Hand Therapists for Rehabilitation
Occupational therapists and hand therapists play a role both before and after surgery. Before surgery, they can teach nerve gliding exercises that reduce pain and improve wrist range of motion. Clinical trials have shown that combining splinting with nerve and tendon gliding exercises also improves pinch grip strength. Manual therapy techniques like carpal bone mobilization have shown benefits for pain reduction as well.
After surgery, a hand therapist helps you regain strength and mobility through guided exercises and scar management. Your surgeon may refer you directly, or you can ask for a referral if your recovery feels slow.
Signs It’s Time to See a Specialist
Carpal tunnel syndrome progresses through recognizable stages.
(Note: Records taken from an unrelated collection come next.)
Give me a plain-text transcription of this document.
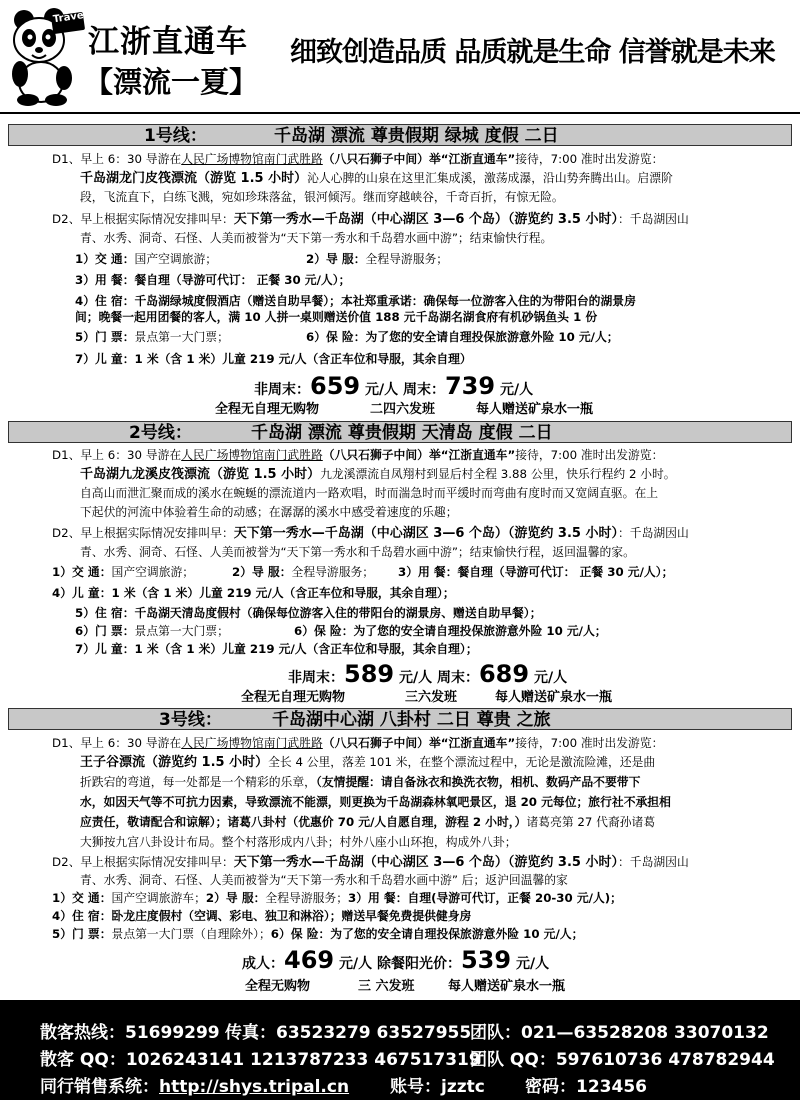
Travel
江浙直通车
【漂流一夏】
细致创造品质 品质就是生命 信誉就是未来
1号线：	千岛湖 漂流 尊贵假期 绿城 度假 二日
D1、早上 6：30 导游在人民广场博物馆南门武胜路（八只石狮子中间）举“江浙直通车”接待，7:00 准时出发游览：
千岛湖龙门皮筏漂流（游览 1.5 小时）沁人心脾的山泉在这里汇集成溪，激荡成瀑，沿山势奔腾出山。启漂阶
段，飞流直下，白练飞溅，宛如珍珠落盆，银河倾泻。继而穿越峡谷，千奇百折，有惊无险。
D2、早上根据实际情况安排叫早：天下第一秀水—千岛湖（中心湖区 3—6 个岛）（游览约 3.5 小时）：千岛湖因山
青、水秀、洞奇、石怪、人美而被誉为“天下第一秀水和千岛碧水画中游”；结束愉快行程。
1）交 通：国产空调旅游；	2）导 服：全程导游服务；
3）用 餐：餐自理（导游可代订： 正餐 30 元/人）；
4）住 宿：千岛湖绿城度假酒店（赠送自助早餐）；本社郑重承诺：确保每一位游客入住的为带阳台的湖景房
间；晚餐一起用团餐的客人，满 10 人拼一桌则赠送价值 188 元千岛湖名湖食府有机砂锅鱼头 1 份
5）门 票：景点第一大门票；	6）保 险：为了您的安全请自理投保旅游意外险 10 元/人；
7）儿 童：1 米（含 1 米）儿童 219 元/人（含正车位和导服，其余自理）
非周末：659 元/人 周末：739 元/人
全程无自理无购物	二四六发班	每人赠送矿泉水一瓶
2号线：	千岛湖 漂流 尊贵假期 天清岛 度假 二日
D1、早上 6：30 导游在人民广场博物馆南门武胜路（八只石狮子中间）举“江浙直通车”接待，7:00 准时出发游览：
千岛湖九龙溪皮筏漂流（游览 1.5 小时）九龙溪漂流自凤翔村到显后村全程 3.88 公里，快乐行程约 2 小时。
自高山而泄汇聚而成的溪水在蜿蜒的漂流道内一路欢唱，时而湍急时而平缓时而弯曲有度时而又宽阔直驱。在上
下起伏的河流中体验着生命的动感；在潺潺的溪水中感受着速度的乐趣；
D2、早上根据实际情况安排叫早：天下第一秀水—千岛湖（中心湖区 3—6 个岛）（游览约 3.5 小时）：千岛湖因山
青、水秀、洞奇、石怪、人美而被誉为“天下第一秀水和千岛碧水画中游”；结束愉快行程，返回温馨的家。
1）交 通：国产空调旅游；	2）导 服：全程导游服务； 3）用 餐：餐自理（导游可代订： 正餐 30 元/人）；
4）儿 童：1 米（含 1 米）儿童 219 元/人（含正车位和导服，其余自理）；
5）住 宿：千岛湖天清岛度假村（确保每位游客入住的带阳台的湖景房、赠送自助早餐）；
6）门 票：景点第一大门票；	6）保 险：为了您的安全请自理投保旅游意外险 10 元/人；
7）儿 童：1 米（含 1 米）儿童 219 元/人（含正车位和导服，其余自理）；
非周末：589 元/人 周末：689 元/人
全程无自理无购物	三六发班	每人赠送矿泉水一瓶
3号线：	千岛湖中心湖 八卦村 二日 尊贵 之旅
D1、早上 6：30 导游在人民广场博物馆南门武胜路（八只石狮子中间）举“江浙直通车”接待，7:00 准时出发游览：
王子谷漂流（游览约 1.5 小时）全长 4 公里，落差 101 米，在整个漂流过程中，无论是激流险滩，还是曲
折跌宕的弯道，每一处都是一个精彩的乐章，（友情提醒：请自备泳衣和换洗衣物，相机、数码产品不要带下
水，如因天气等不可抗力因素，导致漂流不能漂，则更换为千岛湖森林氧吧景区，退 20 元每位；旅行社不承担相
应责任，敬请配合和谅解）；诸葛八卦村（优惠价 70 元/人自愿自理，游程 2 小时，）诸葛亮第 27 代裔孙诸葛
大狮按九宫八卦设计布局。整个村落形成内八卦；村外八座小山环抱，构成外八卦；
D2、早上根据实际情况安排叫早：天下第一秀水—千岛湖（中心湖区 3—6 个岛）（游览约 3.5 小时）：千岛湖因山
青、水秀、洞奇、石怪、人美而被誉为“天下第一秀水和千岛碧水画中游” 后；返沪回温馨的家
1）交 通：国产空调旅游车；2）导 服：全程导游服务；3）用 餐：自理(导游可代订，正餐 20-30 元/人)；
4）住 宿：卧龙庄度假村（空调、彩电、独卫和淋浴）；赠送早餐免费提供健身房
5）门 票：景点第一大门票（自理除外）；6）保 险：为了您的安全请自理投保旅游意外险 10 元/人；
成人：469 元/人 除餐阳光价：539 元/人
全程无购物	三 六发班	每人赠送矿泉水一瓶
散客热线：51699299 传真：63523279 63527955
团队：021—63528208 33070132
散客 QQ：1026243141 1213787233 467517319
团队 QQ：597610736 478782944
同行销售系统：http://shys.tripal.cn 账号：jzztc 密码：123456
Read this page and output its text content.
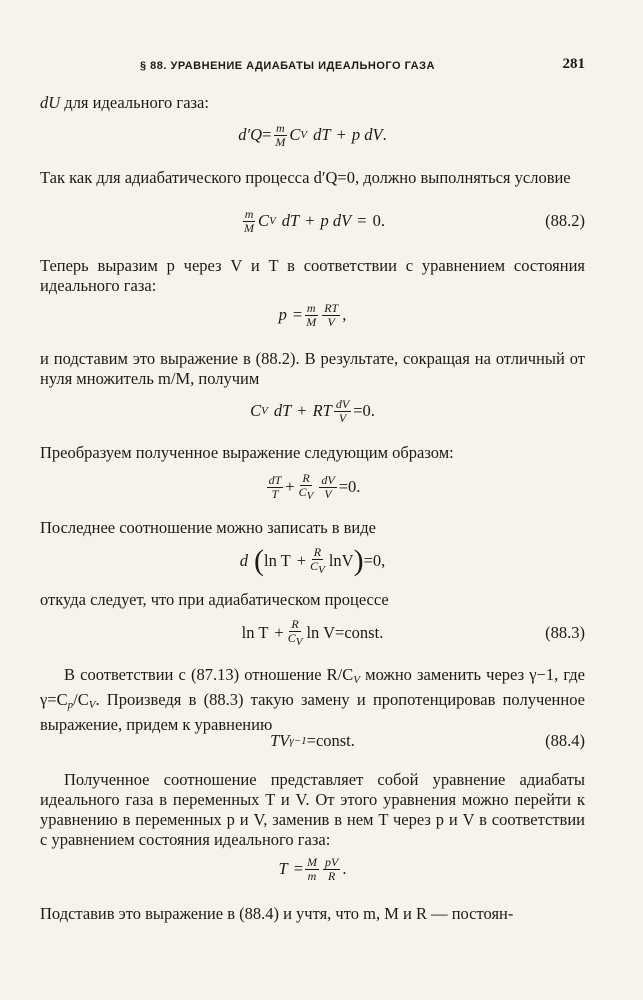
§ 88. УРАВНЕНИЕ АДИАБАТЫ ИДЕАЛЬНОГО ГАЗА	281
dU для идеального газа:
$d'Q = \frac{m}{M}$ C V dT + p dV .
Так как для адиабатического процесса d′Q=0, должно выполняться условие
$\frac{m}{M}$ C V dT + p dV = 0.	(88.2)
Теперь выразим p через V и T в соответствии с уравнением состояния идеального газа:
$p = \frac{m}{M} \frac{RT}{V}$ ,
и подставим это выражение в (88.2). В результате, сокращая на отличный от нуля множитель m/M, получим
C V dT + RT $\frac{dV}{V} = 0$.
Преобразуем полученное выражение следующим образом:
$\frac{dT}{T} + \frac{R}{CV} \frac{dV}{V} = 0$.
Последнее соотношение можно записать в виде
d ( $\ln T + \frac{R}{CV}$ lnV ) = 0,
откуда следует, что при адиабатическом процессе
$\ln T + \frac{R}{CV}$ ln V = const.	(88.3)
В соответствии с (87.13) отношение $R/C_V$ можно заменить через γ−1, где $\gamma=C_p/C_V$. Произведя в (88.3) такую замену и пропотенцировав полученное выражение, придем к уравнению
TV γ−1 = const.	(88.4)
Полученное соотношение представляет собой уравнение адиабаты идеального газа в переменных T и V. От этого уравнения можно перейти к уравнению в переменных p и V, заменив в нем T через p и V в соответствии с уравнением состояния идеального газа:
$T = \frac{M}{m} \frac{pV}{R}$ .
Подставив это выражение в (88.4) и учтя, что m, M и R — постоян-
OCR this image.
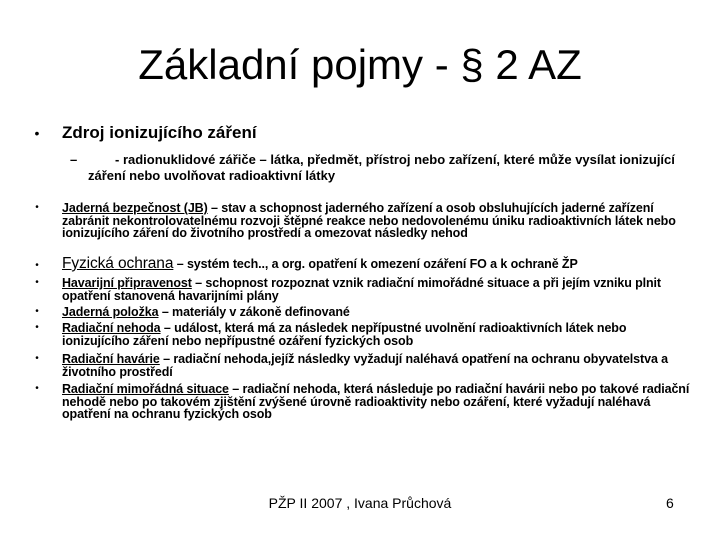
Základní pojmy - § 2 AZ
• Zdroj ionizujícího záření
–	- radionuklidové zářiče – látka, předmět, přístroj nebo zařízení, které může vysílat ionizující záření nebo uvolňovat radioaktivní látky
•	Jaderná bezpečnost (JB) – stav a schopnost jaderného zařízení a osob obsluhujících jaderné zařízení zabránit nekontrolovatelnému rozvoji štěpné reakce nebo nedovolenému úniku radioaktivních látek nebo ionizujícího záření do životního prostředí a omezovat následky nehod
•	Fyzická ochrana – systém tech.., a org. opatření k omezení ozáření FO a k ochraně ŽP
•	Havarijní připravenost – schopnost rozpoznat vznik radiační mimořádné situace a při jejím vzniku plnit opatření stanovená havarijními plány
•	Jaderná položka – materiály v zákoně definované
•	Radiační nehoda – událost, která má za následek nepřípustné uvolnění radioaktivních látek nebo ionizujícího záření nebo nepřípustné ozáření fyzických osob
•	Radiační havárie – radiační nehoda,jejíž následky vyžadují naléhavá opatření na ochranu obyvatelstva a životního prostředí
•	Radiační mimořádná situace – radiační nehoda, která následuje po radiační havárii nebo po takové radiační nehodě nebo po takovém zjištění zvýšené úrovně radioaktivity nebo ozáření, které vyžadují naléhavá opatření na ochranu fyzických osob
PŽP II 2007 , Ivana Průchová	6
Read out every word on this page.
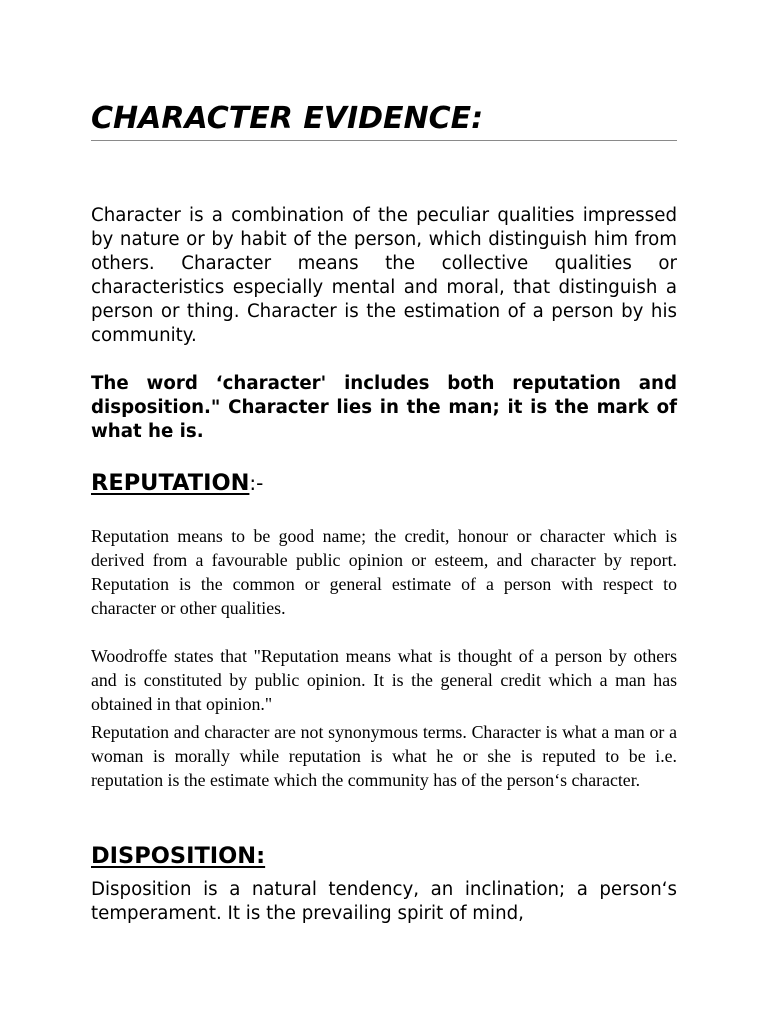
CHARACTER EVIDENCE:

Character is a combination of the peculiar qualities impressed by nature or by habit of the person, which distinguish him from others. Character means the collective qualities or characteristics especially mental and moral, that distinguish a person or thing. Character is the estimation of a person by his community.

The word ‘character' includes both reputation and disposition." Character lies in the man; it is the mark of what he is.

REPUTATION:-

Reputation means to be good name; the credit, honour or character which is derived from a favourable public opinion or esteem, and character by report. Reputation is the common or general estimate of a person with respect to character or other qualities.

Woodroffe states that "Reputation means what is thought of a person by others and is constituted by public opinion. It is the general credit which a man has obtained in that opinion."

Reputation and character are not synonymous terms. Character is what a man or a woman is morally while reputation is what he or she is reputed to be i.e. reputation is the estimate which the community has of the person‘s character.

DISPOSITION:

Disposition is a natural tendency, an inclination; a person‘s temperament. It is the prevailing spirit of mind,
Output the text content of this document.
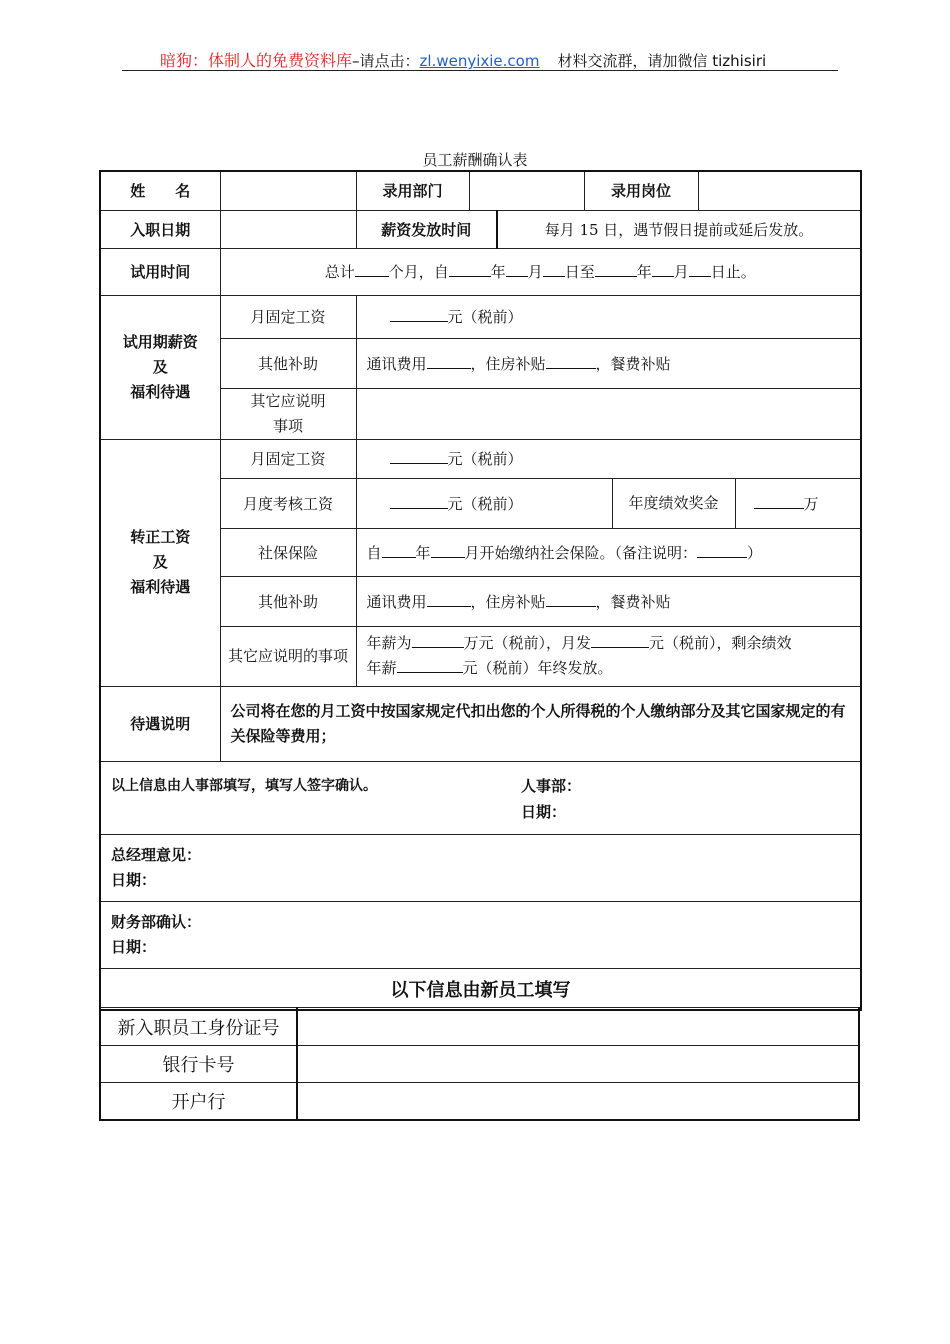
暗狗：体制人的免费资料库–请点击：zl.wenyixie.com 材料交流群，请加微信 tizhisiri
员工薪酬确认表
姓　　名		录用部门			录用岗位			
入职日期		薪资发放时间		每月 15 日，遇节假日提前或延后发放。				
试用时间	总计 个月，自 年 月 日至 年 月 日止。							

试用期薪资
及
福利待遇	月固定工资	元（税前）						
	其他补助	通讯费用 ，住房补贴 ，餐费补贴						
	其它应说明事项							

转正工资
及
福利待遇	月固定工资	元（税前）						
	月度考核工资	元（税前）				年度绩效奖金		万
	社保保险	自 年 月开始缴纳社会保险。（备注说明： ）						
	其他补助	通讯费用 ，住房补贴 ，餐费补贴						
	其它应说明的事项	年薪为 万元（税前），月发 元（税前），剩余绩效
年薪 元（税前）年终发放。						
待遇说明	公司将在您的月工资中按国家规定代扣出您的个人所得税的个人缴纳部分及其它国家规定的有关保险等费用；							

以上信息由人事部填写，填写人签字确认。 人事部：
日期：								

总经理意见：
日期：								

财务部确认：
日期：								

以下信息由新员工填写								
新入职员工身份证号	
银行卡号	
开户行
Early on, you might only notice tingling at night or upon waking. As it advances, numbness and tingling occur during the day, and pain may spread. More advanced stages involve loss of sensation in the fingertips and visible wasting of the muscle at the base of your thumb.
Research shows that 23 to 40% of carpal tunnel cases improve on their own without treatment, and another 40 to 62% stay about the same over one to two years. That means a sizable portion will get worse, and waiting too long can lead to permanent nerve damage. If you’ve tried splinting for several weeks without improvement, if you’re dropping objects because of hand weakness, or if numbness has become constant rather than intermittent, those are strong signals to move from primary care to a hand surgeon or neurologist for further evaluation.